His marbles may crumble down, in spite of all that we can do to preserve them as models of hopeless imitation; but the exalted ideas he sought to represent by them, are imperishable and divine, and will be subjects of contemplation when "Seas shall waste, the skies to smoke decay, Rocks fall to dust, and mountains melt away."AUTHORITIES.

Grimm's Life of Michael Angelo; Vasari's Lives of the Most Excellent Painters, Sculptors and Architects; Duppa's Life of Michael Angelo; Bayle's Histoire de la Peinture en Italie.

MARTIN LUTHER.

A. D. 1483-1546.

THE PROTESTANT REFORMATION.

Among great benefactors, Martin Luther is one of the most illustrious. He headed the Protestant Reformation. This movement is so completely inter-linked with the literature, the religion, the education, the prosperity--yea, even the political history--of Europe, that it is the most important and interesting of all modern historical changes. It is a subject of such amazing magnitude that no one can claim to be well informed who does not know its leading issues and developments, as it spread from Germany to Switzerland, France, Holland, Sweden, England, and Scotland.

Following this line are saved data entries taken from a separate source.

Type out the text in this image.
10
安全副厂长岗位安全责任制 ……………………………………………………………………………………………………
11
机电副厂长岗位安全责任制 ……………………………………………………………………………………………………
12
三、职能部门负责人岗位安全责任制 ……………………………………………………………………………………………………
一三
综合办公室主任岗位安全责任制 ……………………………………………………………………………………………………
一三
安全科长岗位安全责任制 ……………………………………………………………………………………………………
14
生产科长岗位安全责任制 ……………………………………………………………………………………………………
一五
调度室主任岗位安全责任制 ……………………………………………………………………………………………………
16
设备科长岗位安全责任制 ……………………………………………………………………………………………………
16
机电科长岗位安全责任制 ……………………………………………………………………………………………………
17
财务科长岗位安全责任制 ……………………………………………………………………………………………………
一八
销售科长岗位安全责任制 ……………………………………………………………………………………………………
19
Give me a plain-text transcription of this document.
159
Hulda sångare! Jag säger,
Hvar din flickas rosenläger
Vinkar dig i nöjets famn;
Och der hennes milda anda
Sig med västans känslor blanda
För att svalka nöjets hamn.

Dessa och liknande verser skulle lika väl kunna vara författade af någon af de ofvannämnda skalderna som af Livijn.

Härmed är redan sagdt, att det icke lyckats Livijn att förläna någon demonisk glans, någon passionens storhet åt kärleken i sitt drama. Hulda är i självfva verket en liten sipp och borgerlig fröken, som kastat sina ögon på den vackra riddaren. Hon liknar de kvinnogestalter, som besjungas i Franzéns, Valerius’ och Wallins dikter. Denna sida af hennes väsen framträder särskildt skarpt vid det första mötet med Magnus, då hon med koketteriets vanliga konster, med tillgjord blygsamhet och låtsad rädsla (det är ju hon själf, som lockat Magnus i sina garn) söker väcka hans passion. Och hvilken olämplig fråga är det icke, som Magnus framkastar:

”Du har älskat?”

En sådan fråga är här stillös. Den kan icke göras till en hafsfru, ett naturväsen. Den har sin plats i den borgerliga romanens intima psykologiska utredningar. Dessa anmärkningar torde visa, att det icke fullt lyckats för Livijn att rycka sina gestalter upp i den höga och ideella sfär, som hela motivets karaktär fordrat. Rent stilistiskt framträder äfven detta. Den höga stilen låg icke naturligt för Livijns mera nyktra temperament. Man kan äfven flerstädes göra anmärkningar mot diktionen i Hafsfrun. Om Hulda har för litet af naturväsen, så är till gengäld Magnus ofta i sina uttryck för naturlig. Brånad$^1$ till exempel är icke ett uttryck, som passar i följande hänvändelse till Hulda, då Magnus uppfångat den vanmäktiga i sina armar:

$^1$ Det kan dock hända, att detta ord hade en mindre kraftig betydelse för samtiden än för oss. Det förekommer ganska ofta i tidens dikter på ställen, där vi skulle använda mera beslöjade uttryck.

The central and prominent figure in the movement is Luther; but the way was prepared for him by a host of illustrious men, in different countries,--by Savonarola in Italy, by Huss and Jerome in Bohemia, by Erasmus in Holland, by Wyclif in England, and by sundry others, who detested the corruptions they ridiculed and lamented, but could not remove.

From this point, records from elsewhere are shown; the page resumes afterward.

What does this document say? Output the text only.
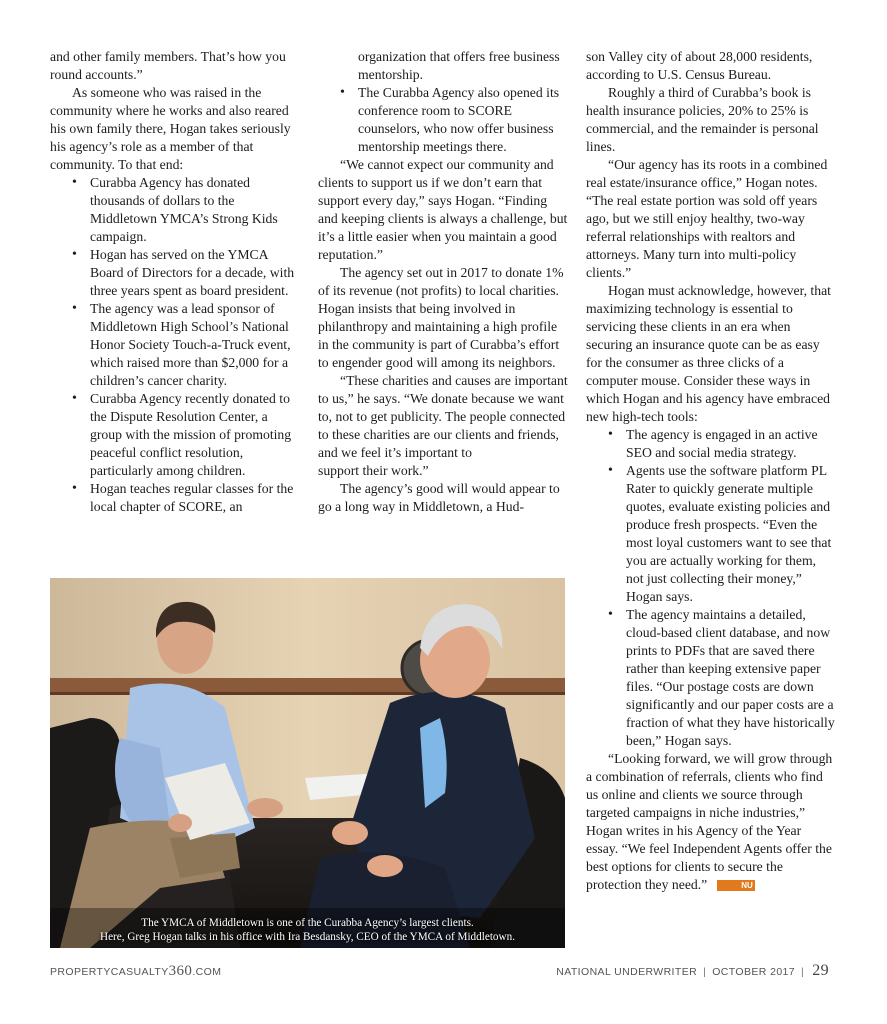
and other family members. That’s how you round accounts.”

As someone who was raised in the community where he works and also reared his own family there, Hogan takes seriously his agency’s role as a member of that community. To that end:

• Curabba Agency has donated thousands of dollars to the Middletown YMCA’s Strong Kids campaign.
• Hogan has served on the YMCA Board of Directors for a decade, with three years spent as board president.
• The agency was a lead sponsor of Middletown High School’s National Honor Society Touch-a-Truck event, which raised more than $2,000 for a children’s cancer charity.
• Curabba Agency recently donated to the Dispute Resolution Center, a group with the mission of promoting peaceful conflict resolution, particularly among children.
• Hogan teaches regular classes for the local chapter of SCORE, an

organization that offers free business mentorship.

• The Curabba Agency also opened its conference room to SCORE counselors, who now offer business mentorship meetings there.

“We cannot expect our community and clients to support us if we don’t earn that support every day,” says Hogan. “Finding and keeping clients is always a challenge, but it’s a little easier when you maintain a good reputation.”

The agency set out in 2017 to donate 1% of its revenue (not profits) to local charities. Hogan insists that being involved in philanthropy and maintaining a high profile in the community is part of Curabba’s effort to engender good will among its neighbors.

“These charities and causes are important to us,” he says. “We donate because we want to, not to get publicity. The people connected to these charities are our clients and friends, and we feel it’s important to

support their work.”

The agency’s good will would appear to go a long way in Middletown, a Hud-

son Valley city of about 28,000 residents, according to U.S. Census Bureau.

Roughly a third of Curabba’s book is health insurance policies, 20% to 25% is commercial, and the remainder is personal lines.

“Our agency has its roots in a combined real estate/insurance office,” Hogan notes. “The real estate portion was sold off years ago, but we still enjoy healthy, two-way referral relationships with realtors and attorneys. Many turn into multi-policy clients.”

Hogan must acknowledge, however, that maximizing technology is essential to servicing these clients in an era when securing an insurance quote can be as easy for the consumer as three clicks of a computer mouse. Consider these ways in which Hogan and his agency have embraced new high-tech tools:

• The agency is engaged in an active SEO and social media strategy.
• Agents use the software platform PL Rater to quickly generate multiple quotes, evaluate existing policies and produce fresh prospects. “Even the most loyal customers want to see that you are actually working for them, not just collecting their money,” Hogan says.
• The agency maintains a detailed, cloud-based client database, and now prints to PDFs that are saved there rather than keeping extensive paper files. “Our postage costs are down significantly and our paper costs are a fraction of what they have historically been,” Hogan says.

“Looking forward, we will grow through a combination of referrals, clients who find us online and clients we source through targeted campaigns in niche industries,” Hogan writes in his Agency of the Year essay. “We feel Independent Agents offer the best options for clients to secure the protection they need.”	NU

The YMCA of Middletown is one of the Curabba Agency’s largest clients.

Here, Greg Hogan talks in his office with Ira Besdansky, CEO of the YMCA of Middletown.

PROPERTYCASUALTY360.COM	NATIONAL UNDERWRITER | OCTOBER 2017 | 29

How flagrant those evils! Who can deny them? The papal despotism, and the frauds on which it was based; monastic corruptions;penance, and indulgences for sin, and the sale of them, more shameful still; the secular character of the clergy; the pomp, wealth, and arrogance of bishops; auricular confession; celibacy of the clergy, their idle and dissolute lives, their ignorance and superstition; the worship of the images of saints, and masses for the dead; the gorgeous ritualism of the mass; the substitution of legends for the Scriptures, which were not translated, or read by the people; pilgrimages, processions, idle pomps, and the multiplication of holy days; above all, the grinding spiritual despotism exercised by priests, with their inquisitions and excommunications, all centring in the terrible usurpation of the popes, keeping the human mind in bondage, and suppressing all intellectual independence,--these evils prevailed everywhere. Isay nothing here of the massacres, the poisonings, the assassinations, the evil doings of various kinds of which history accuses many of the pontiff's who sat on papal thrones. Such evils did not stare the German and English in the face, as they did the Italians in the fifteenth century. In Germany the vices were mediaeval and monkish, not the unblushing infidelity and levities of the Renaissance, which made a radical reformation in Italy impossible. In Germany and England there was left among the people the power of conscience, a rough earnestness of character, the sense of moral accountability, and a fear of divine judgment.